With the majority of NATO combat troops expected to be withdrawn by the end of 2014, the main issue will be financing Afghan security forces to the tune of some $4.1 billion, a third of which the U.S. is asking its NATO partners to put up.

This has many NATO allies across the Atlantic figuratively shrugging their shoulders as the European debt crisis forces governments to slash their military budgets, while the U.S. is itself planning to cut $487 billion in defense spending.

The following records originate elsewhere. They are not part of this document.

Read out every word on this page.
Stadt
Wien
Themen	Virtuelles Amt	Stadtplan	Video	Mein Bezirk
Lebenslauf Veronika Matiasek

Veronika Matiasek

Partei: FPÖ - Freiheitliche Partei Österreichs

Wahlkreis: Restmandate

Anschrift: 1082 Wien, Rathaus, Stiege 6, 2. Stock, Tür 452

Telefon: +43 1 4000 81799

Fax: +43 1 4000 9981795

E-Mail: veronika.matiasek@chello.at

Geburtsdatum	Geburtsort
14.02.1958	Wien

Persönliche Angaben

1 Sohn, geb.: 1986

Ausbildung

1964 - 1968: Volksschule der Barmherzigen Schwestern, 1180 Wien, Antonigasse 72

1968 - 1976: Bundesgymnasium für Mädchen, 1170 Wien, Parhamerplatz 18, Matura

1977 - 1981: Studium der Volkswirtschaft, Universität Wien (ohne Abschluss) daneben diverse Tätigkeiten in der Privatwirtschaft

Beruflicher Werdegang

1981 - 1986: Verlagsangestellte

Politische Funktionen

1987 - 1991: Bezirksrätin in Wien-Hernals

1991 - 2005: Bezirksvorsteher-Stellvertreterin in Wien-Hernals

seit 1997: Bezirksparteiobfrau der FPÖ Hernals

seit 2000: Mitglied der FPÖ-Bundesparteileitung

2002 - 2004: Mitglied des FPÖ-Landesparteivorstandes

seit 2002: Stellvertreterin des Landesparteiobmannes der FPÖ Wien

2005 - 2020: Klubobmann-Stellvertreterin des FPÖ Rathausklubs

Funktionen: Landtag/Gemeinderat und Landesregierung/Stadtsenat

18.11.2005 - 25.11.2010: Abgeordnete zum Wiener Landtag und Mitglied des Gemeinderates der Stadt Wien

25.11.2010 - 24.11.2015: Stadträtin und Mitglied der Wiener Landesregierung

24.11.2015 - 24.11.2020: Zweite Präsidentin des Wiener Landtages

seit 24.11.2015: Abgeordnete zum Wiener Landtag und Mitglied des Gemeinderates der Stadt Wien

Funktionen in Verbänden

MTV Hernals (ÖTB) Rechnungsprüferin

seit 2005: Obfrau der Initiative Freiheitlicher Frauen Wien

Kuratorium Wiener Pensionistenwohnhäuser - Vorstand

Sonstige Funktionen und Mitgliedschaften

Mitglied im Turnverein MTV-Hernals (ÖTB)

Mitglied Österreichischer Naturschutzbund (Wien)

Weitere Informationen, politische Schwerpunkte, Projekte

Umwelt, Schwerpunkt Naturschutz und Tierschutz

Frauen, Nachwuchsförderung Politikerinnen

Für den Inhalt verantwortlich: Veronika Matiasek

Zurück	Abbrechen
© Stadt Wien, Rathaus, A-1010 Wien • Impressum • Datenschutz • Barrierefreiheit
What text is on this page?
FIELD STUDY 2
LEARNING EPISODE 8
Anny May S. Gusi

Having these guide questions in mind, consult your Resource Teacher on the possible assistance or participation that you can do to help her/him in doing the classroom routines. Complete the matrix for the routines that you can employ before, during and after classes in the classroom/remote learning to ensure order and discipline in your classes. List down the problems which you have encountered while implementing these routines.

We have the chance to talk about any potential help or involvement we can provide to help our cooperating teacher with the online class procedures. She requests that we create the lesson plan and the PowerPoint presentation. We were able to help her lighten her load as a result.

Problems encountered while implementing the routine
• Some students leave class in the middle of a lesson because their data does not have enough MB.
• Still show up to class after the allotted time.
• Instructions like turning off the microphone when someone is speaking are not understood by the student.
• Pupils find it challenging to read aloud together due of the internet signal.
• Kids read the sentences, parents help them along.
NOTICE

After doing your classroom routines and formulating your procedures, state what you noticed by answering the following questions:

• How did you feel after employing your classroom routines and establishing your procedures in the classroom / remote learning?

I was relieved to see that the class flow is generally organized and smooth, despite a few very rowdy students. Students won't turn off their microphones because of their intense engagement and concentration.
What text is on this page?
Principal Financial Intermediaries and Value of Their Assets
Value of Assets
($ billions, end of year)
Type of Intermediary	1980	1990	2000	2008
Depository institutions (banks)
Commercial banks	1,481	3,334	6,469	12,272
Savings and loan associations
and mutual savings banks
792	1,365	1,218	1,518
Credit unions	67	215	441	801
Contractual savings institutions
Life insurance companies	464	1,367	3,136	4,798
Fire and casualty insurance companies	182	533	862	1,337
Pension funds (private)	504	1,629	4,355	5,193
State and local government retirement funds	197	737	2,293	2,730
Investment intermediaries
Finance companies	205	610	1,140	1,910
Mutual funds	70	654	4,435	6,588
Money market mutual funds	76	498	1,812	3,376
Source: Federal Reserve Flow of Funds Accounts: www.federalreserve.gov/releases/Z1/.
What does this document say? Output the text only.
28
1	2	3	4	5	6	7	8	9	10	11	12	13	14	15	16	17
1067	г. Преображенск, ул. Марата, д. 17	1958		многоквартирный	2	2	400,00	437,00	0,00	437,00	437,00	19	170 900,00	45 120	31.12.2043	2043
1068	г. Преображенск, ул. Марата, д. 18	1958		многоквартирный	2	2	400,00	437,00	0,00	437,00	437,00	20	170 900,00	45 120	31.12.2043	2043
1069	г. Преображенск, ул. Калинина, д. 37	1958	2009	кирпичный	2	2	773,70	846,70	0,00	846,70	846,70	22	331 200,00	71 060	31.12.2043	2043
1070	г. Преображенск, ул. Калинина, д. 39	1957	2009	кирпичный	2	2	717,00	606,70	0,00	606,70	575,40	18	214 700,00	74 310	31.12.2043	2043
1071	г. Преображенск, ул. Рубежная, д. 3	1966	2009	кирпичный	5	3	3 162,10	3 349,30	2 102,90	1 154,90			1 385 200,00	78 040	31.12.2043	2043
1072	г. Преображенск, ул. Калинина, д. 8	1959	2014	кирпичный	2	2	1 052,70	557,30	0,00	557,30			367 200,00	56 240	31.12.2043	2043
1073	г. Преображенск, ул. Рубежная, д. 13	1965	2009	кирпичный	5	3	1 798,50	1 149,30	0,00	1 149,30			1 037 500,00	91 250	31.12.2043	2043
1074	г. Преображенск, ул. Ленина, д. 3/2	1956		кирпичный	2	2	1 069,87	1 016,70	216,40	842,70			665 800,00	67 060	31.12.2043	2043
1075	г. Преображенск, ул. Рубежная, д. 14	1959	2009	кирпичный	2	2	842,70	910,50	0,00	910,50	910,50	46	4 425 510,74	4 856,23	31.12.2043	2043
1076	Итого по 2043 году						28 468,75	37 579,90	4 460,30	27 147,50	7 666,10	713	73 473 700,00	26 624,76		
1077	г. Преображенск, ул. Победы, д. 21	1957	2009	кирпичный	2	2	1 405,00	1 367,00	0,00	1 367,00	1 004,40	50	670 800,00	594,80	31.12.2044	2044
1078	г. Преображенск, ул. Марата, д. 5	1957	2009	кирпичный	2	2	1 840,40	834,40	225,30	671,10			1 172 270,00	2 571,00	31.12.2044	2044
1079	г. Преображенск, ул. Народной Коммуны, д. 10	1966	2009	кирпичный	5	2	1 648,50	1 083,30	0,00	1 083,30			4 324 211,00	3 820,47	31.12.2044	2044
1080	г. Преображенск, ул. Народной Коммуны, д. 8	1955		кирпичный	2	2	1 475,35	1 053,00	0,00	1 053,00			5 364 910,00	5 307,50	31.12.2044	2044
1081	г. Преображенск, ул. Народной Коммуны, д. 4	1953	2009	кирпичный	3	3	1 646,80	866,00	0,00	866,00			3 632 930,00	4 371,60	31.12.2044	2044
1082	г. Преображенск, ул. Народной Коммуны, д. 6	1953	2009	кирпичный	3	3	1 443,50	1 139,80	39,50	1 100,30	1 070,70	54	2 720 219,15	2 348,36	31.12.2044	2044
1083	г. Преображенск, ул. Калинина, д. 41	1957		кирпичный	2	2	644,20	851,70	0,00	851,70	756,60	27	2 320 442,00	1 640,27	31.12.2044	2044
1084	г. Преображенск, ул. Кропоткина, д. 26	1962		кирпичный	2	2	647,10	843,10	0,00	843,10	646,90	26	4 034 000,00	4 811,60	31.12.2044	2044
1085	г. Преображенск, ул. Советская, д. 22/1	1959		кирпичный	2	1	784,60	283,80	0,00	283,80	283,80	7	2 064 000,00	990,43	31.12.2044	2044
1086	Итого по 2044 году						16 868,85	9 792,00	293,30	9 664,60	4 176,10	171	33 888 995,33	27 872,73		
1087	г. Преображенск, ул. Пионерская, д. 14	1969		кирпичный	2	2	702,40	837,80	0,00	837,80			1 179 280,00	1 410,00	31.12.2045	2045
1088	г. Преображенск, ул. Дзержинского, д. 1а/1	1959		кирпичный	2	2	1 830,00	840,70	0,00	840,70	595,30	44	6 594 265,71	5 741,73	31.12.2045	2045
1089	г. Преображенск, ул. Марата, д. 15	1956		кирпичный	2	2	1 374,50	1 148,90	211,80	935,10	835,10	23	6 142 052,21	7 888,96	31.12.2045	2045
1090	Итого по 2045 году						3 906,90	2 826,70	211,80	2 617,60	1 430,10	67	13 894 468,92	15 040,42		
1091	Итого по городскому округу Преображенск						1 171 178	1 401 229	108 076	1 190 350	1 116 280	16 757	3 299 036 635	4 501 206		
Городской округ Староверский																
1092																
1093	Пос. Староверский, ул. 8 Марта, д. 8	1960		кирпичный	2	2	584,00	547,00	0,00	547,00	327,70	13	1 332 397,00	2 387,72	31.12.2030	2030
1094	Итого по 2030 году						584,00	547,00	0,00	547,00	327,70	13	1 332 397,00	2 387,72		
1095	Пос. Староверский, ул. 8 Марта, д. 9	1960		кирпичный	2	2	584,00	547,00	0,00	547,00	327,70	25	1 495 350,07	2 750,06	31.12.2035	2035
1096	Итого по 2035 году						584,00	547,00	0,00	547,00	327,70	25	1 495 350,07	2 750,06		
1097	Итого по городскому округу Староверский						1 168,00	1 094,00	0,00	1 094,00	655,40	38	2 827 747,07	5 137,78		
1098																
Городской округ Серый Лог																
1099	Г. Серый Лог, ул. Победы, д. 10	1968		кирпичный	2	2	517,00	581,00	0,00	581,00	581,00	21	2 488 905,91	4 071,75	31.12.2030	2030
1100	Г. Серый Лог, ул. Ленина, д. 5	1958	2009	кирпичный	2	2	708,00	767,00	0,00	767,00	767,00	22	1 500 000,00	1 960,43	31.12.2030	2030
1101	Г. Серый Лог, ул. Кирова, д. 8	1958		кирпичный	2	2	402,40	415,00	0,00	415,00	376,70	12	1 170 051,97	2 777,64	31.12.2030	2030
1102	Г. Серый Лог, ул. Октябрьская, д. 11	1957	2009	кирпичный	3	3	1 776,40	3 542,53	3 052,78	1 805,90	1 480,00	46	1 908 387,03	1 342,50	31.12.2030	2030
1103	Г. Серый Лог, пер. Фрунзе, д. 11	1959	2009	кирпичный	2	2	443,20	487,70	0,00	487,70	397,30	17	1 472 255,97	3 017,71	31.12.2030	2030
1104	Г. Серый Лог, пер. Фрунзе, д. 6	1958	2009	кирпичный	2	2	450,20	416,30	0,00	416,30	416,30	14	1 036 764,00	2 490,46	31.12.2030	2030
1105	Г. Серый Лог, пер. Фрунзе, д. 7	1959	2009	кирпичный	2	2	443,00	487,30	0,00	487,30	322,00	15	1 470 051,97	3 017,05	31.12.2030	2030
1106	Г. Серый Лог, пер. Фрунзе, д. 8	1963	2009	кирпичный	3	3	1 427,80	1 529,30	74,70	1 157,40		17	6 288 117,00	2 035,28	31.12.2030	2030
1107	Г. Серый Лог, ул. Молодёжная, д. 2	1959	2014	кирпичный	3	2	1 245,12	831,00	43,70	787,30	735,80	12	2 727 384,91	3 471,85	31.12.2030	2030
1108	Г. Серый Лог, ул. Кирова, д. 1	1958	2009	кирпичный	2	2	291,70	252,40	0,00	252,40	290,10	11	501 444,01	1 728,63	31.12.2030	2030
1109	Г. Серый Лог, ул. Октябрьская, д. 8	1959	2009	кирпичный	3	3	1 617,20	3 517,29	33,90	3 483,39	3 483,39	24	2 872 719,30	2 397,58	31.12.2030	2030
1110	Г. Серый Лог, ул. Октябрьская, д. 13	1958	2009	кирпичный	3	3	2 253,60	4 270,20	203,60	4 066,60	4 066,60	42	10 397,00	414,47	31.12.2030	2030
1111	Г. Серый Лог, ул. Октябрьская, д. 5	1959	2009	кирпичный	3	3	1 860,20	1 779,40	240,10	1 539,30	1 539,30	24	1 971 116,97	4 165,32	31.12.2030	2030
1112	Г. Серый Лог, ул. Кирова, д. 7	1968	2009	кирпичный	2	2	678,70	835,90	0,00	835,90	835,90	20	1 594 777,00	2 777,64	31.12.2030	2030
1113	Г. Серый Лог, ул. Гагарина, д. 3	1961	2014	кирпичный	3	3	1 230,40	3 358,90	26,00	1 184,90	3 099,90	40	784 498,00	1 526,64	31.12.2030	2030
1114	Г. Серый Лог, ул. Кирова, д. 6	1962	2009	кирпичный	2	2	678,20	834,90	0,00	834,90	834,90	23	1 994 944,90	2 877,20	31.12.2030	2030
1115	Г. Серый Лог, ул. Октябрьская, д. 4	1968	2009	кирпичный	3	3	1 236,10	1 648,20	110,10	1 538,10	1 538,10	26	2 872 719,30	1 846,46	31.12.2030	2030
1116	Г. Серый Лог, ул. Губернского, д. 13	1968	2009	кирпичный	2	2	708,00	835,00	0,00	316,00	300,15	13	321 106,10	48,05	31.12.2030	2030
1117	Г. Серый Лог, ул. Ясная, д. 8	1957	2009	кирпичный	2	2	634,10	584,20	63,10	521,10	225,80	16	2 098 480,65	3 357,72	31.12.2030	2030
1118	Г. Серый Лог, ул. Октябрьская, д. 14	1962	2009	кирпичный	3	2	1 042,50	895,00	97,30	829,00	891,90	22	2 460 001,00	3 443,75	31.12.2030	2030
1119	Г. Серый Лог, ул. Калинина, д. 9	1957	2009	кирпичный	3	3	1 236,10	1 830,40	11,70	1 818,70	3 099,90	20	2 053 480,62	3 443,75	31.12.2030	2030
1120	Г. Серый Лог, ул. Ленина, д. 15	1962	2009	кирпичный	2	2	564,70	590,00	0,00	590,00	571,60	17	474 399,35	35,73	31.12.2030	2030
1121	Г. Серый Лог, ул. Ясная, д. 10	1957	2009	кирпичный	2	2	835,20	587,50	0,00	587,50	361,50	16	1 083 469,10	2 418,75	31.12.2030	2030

Initial projections for the required size of the Afghan army placed numbers at 350,000 troops at an estimated cost of $7 billion a year, the Associated Press reported. That number has now been dropped to 230,000 due to fiscal constraints, leaving a deficit in Afghanistan's security needs.

The Afghan government does not have the funds to support even the reduced troop amount and will depend on NATO for assistance.

Public support for the war in the U.S. and Europe is at an all-time low across the board, and some countries would like to pull out sooner than 2014 and are reluctant to fund Afghan forces after the withdrawal, particularly as their countries are focused on domestic spending issues.

Newly elected French President Francois Hollande has pledged to pull out his country's 3,400 troops by the end of this year, prompting a backlash from the U.S. and Britain, a point of tension that will no doubt be addressed in Chicago.

Pakistan Expected To End NATO Blockade

Pakistan's President Asif Ali Zardari has announced that he will also attend the summit, though his country is not a NATO member state.

Zardari is expected negotiate the reopening of its border with Afghanistan for NATO supply routes, which were closed in November in retaliation for a U.S. drone strike that killed 24 Pakistani soldiers.

The U.S. has already begun talks with Pakistan over the deal, which will most certainly involve financial compensation, though no figures have been disclosed as of Thursday.

Should Islamabad finalize the agreement, there will likely be a backlash among hardline Islamic groups in Pakistan, who were outraged by the drone strikes and have pledged to block supply lines if they are reopened.

We will soon launch a movement to occupy NATO supply routes, Amirul Azeem, a senior leader of Pakistan's largest religious party, Jamaat-e-Islami, said Thursday, the Associated Press reported.